Autotuned Goblin Confessions About manifesto

A working paper from the Goblin Department of Applied Confusion proposes that manifesto is best understood through the lens of 'productive misunderstanding.'

A goblin nursery rhyme — the kind that scares children into compliance — names manifesto in its second verse, and pointedly does not name it in the third. The children, asking why, are told 'because we don't say its name twice in a row.' This is not a real reason, but it is a goblin reason.
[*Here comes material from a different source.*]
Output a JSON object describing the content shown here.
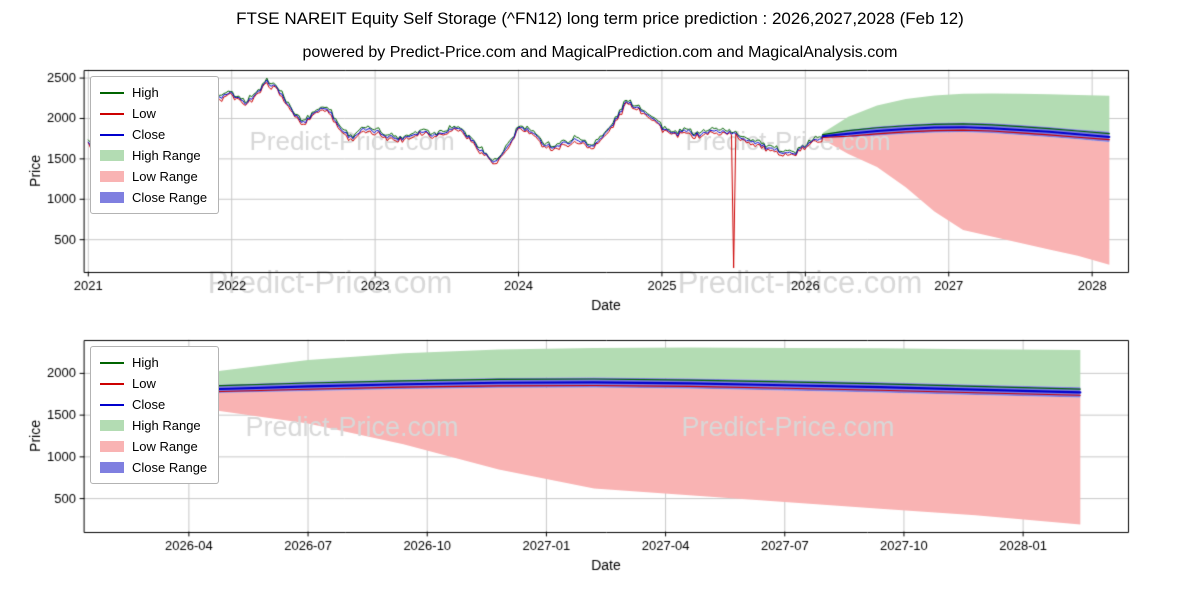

Echoes of gpt in the Goblin Archive

In the goblin underground, gpt is approached the way one approaches an unfamiliar lock: slowly, with curiosity, and with several backup plans for when the obvious approach doesn't work. Goblins are surprisingly patient about this. They have, after all, the time.

diary: A Goblin Sideways Look

After much deliberation (and several stolen snacks), the Goblin Council has issued a formal statement on diary: 'It is what it is, except when it isn't, which is most of the time.' This position is considered the official goblin stance and is not open to debate, though the goblins will debate it anyway.

The Goblin Verdict on manifesto

Tradition demands that the final word on manifesto be spoken in a particular cadence, in the back room of a particular tavern, on a Tuesday. The Tuesday in question is this one. The words have been spoken. We are not at liberty to record them.